Julian Alaphilippe, le gamin de Saint-Amand-Montrond, tire sa révérence
Le cyclisme mondial perd l'un de ses derniers romantiques. Julian Alaphilippe, double champion du monde et porteur du maillot jaune durant quatorze jours, a annoncé sa retraite sportive avec une sincérité désarmante, fidèle à l'image qu'il a toujours donnée sur les routes. Pour la rédaction de Voix gabonaises, ce départ interroge au-delà du sport : que reste-t-il lorsque l'instinct cède la place au calcul ?
Un palmarès bâti à l'instinct, loin des schémas établis
Julian Alaphilippe n'a jamais correspondu aux canons du cyclisme moderne. Issu du cyclo-cross, formé dans les bals musette aux côtés de son père, il a construit une carrière atypique, refusant les diktats des directeurs sportifs et des datas. « J'ai toujours couru à l'instinct, attaqué quand mes jambes me brûlaient déjà et que les chiffres disaient le contraire », confie-t-il dans le communiqué annonçant sa décision.
Cette philosophie, assumée jusqu'au bout, lui a valu des victoires de prestige : Milan-Sanremo, les Strade Bianche, plusieurs étapes du Tour de France et deux titres mondiaux consécutifs, à Imola en 2020 puis à Louvain en 2021. Le premier, dédié à son père disparu quelques mois plus tôt ; le second, célébré dans la liesse populaire, débarrassé des restrictions sanitaires.
Pourquoi Alaphilippe arrête-t-il sa carrière si brutalement ?
La réponse tient en une phrase : il n'en a plus envie. « Je me suis réveillé un matin en stage et je me suis dit que c'était terminé », explique-t-il. Une décision prise à l'image de sa carrière : sans calcul, sans négociation, dans une sincérité qui force le respect. Il ne voulait ni mentir aux autres, ni se mentir à lui-même.
Cette authenticité, rare à ce niveau, explique aussi l'affection que le public lui a toujours témoignée. « Rien de tout cela ne m'était dû. C'était un cadeau », reconnaît-il, lucide sur la chance qui a accompagné son parcours.
Le public, cette communion qui donne un sens à la course
Ce qui manquera le plus à Julian Alaphilippe, il l'a dit sans détour : la camaraderie, les heures passées entre coéquipiers, et surtout ce public qui ne l'a jamais abandonné.

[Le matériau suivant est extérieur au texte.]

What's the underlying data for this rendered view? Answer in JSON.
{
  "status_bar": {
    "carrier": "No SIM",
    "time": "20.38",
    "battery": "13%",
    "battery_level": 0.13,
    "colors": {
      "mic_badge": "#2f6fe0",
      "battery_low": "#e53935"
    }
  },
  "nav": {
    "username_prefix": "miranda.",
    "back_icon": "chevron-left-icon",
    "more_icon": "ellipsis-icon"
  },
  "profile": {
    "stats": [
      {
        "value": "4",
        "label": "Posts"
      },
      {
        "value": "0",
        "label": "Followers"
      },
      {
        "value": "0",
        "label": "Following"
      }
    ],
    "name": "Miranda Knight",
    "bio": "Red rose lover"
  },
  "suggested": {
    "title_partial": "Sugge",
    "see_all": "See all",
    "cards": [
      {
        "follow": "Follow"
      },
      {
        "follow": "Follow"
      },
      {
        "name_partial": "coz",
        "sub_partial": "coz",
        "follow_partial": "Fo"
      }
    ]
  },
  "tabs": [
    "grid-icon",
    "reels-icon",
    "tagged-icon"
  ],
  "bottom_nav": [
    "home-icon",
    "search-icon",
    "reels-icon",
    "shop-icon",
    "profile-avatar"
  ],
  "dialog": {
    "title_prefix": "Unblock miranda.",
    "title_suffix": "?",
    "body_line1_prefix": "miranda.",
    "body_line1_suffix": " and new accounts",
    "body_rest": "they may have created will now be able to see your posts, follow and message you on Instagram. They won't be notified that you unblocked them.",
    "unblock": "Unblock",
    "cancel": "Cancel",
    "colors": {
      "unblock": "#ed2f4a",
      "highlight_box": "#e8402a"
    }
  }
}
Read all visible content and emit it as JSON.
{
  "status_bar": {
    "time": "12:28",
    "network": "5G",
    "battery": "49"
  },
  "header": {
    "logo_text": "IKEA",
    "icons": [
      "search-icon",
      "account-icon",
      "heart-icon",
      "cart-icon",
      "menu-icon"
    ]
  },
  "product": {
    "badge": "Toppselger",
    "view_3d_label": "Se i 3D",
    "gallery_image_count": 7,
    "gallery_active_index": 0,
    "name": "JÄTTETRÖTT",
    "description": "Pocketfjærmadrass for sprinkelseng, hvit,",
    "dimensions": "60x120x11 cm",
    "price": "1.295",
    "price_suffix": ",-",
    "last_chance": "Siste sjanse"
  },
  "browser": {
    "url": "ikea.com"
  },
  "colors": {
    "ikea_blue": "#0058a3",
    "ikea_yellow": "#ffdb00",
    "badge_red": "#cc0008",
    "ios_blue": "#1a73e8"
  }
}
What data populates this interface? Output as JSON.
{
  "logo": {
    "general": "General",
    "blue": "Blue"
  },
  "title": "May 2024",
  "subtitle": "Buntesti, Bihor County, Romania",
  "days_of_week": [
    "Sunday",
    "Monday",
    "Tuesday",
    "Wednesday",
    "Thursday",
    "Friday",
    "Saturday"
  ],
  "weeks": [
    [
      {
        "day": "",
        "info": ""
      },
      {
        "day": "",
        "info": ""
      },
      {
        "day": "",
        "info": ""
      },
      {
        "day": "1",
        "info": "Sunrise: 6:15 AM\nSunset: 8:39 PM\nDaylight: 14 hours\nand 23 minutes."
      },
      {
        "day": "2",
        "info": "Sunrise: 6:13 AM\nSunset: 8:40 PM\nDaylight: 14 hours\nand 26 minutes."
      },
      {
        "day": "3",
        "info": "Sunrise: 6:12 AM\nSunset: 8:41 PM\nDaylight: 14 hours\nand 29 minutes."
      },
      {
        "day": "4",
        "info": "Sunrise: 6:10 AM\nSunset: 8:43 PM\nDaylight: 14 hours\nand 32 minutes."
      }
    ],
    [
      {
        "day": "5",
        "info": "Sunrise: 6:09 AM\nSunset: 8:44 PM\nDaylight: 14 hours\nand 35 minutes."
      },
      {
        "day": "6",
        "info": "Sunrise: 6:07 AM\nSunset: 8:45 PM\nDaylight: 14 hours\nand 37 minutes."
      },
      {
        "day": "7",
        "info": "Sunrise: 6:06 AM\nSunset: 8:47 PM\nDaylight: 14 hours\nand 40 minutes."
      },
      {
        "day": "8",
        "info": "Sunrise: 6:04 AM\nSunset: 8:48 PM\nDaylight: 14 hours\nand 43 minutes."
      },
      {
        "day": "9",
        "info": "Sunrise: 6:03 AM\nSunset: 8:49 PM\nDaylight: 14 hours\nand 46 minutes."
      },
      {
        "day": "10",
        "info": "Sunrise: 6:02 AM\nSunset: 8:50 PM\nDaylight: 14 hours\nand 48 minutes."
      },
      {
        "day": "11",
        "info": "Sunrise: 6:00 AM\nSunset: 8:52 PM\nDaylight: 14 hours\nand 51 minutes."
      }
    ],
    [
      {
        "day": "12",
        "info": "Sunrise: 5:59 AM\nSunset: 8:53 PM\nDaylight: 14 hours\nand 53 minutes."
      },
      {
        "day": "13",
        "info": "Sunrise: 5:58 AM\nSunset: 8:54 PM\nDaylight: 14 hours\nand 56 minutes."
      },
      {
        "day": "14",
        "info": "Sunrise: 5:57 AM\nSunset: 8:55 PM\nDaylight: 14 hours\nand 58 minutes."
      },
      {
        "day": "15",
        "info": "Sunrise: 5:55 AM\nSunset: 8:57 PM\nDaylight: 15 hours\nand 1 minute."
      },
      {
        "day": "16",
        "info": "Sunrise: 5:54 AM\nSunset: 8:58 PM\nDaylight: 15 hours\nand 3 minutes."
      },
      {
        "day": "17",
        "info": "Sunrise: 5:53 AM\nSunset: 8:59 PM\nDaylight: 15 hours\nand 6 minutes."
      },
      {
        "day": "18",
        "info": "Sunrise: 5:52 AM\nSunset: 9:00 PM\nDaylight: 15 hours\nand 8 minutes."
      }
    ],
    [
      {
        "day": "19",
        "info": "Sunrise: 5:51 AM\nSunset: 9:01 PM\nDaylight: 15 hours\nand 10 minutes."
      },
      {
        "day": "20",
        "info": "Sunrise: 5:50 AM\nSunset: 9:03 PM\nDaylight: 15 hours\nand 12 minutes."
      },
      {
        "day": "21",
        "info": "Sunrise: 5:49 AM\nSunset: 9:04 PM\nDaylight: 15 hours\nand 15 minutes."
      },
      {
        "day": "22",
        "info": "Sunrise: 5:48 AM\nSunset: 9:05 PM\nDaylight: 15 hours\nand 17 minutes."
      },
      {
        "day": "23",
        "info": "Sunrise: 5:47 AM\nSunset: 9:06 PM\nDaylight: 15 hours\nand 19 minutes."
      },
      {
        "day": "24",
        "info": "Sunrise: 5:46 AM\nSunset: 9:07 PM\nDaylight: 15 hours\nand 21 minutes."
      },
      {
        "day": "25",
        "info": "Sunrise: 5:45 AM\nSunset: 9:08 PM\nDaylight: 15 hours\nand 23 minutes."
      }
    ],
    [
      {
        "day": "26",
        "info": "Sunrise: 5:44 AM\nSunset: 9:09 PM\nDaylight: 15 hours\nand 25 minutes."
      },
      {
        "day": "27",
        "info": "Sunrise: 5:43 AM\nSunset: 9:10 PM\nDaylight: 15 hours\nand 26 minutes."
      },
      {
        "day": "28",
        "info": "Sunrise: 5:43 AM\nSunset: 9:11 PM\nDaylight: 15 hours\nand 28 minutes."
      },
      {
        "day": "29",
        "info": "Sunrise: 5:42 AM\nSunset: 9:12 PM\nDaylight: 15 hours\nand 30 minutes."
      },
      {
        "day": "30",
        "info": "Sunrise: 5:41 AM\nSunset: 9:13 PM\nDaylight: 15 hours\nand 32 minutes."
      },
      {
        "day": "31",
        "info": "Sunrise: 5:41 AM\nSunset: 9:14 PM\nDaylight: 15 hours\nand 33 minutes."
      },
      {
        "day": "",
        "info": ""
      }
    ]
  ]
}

Sa dernière course, sur les pavés de Montmartre lors du dernier Tour de France, restera comme un moment de grâce partagé avec ceux qui l'ont porté tout au long de sa carrière.
Car Alaphilippe courait pour ce lien. Il cherchait l'amour du public en gagnant, certes, mais aussi en étant un perdant exemplaire, de ceux qui donnent tout et tentent l'impossible. « Je préfère perdre dix fois en attaquant plutôt que de gagner une fois parce que la voiture de l'équipe m'a dicté ma façon de courir », assume-t-il, évoquant son sprint raté à Liège-Bastogne-Liège 2020 comme un regret assumé.
Une leçon pour les transitions, qu'elles soient sportives ou politiques
Au-delà du sport, le parcours d'Alaphilippe offre une réflexion sur la notion de transition. Dans un Gabon en quête de refondation, cette figure du cyclisme mondial rappelle qu'une transition réussie ne se décrète pas dans les bureaux, mais se vit sur le terrain, avec le peuple, dans la sincérité et l'instinct. Là où d'autres calculent, Alaphilippe a choisi de ressentir. Là où d'autres négocient, il a choisi d'agir.
Le champion français n'a, au fond, jamais changé. Plus encore que ses victoires, c'est cette constance dans l'authenticité qui restera gravée. Une leçon que nos dirigeants feraient bien de méditer, eux qui semblent parfois avoir oublié que la légitimité ne se décrète pas, elle se gagne sur le terrain, auprès de ceux qui regardent et qui jugent.
Julian Alaphilippe raccroche. Le gamin de Saint-Amand-Montrond a grandi sans jamais se renier. Puissions-nous, au Gabon, trouver la même force pour mener à bien notre propre refondation, dans la vérité et non dans le mensonge.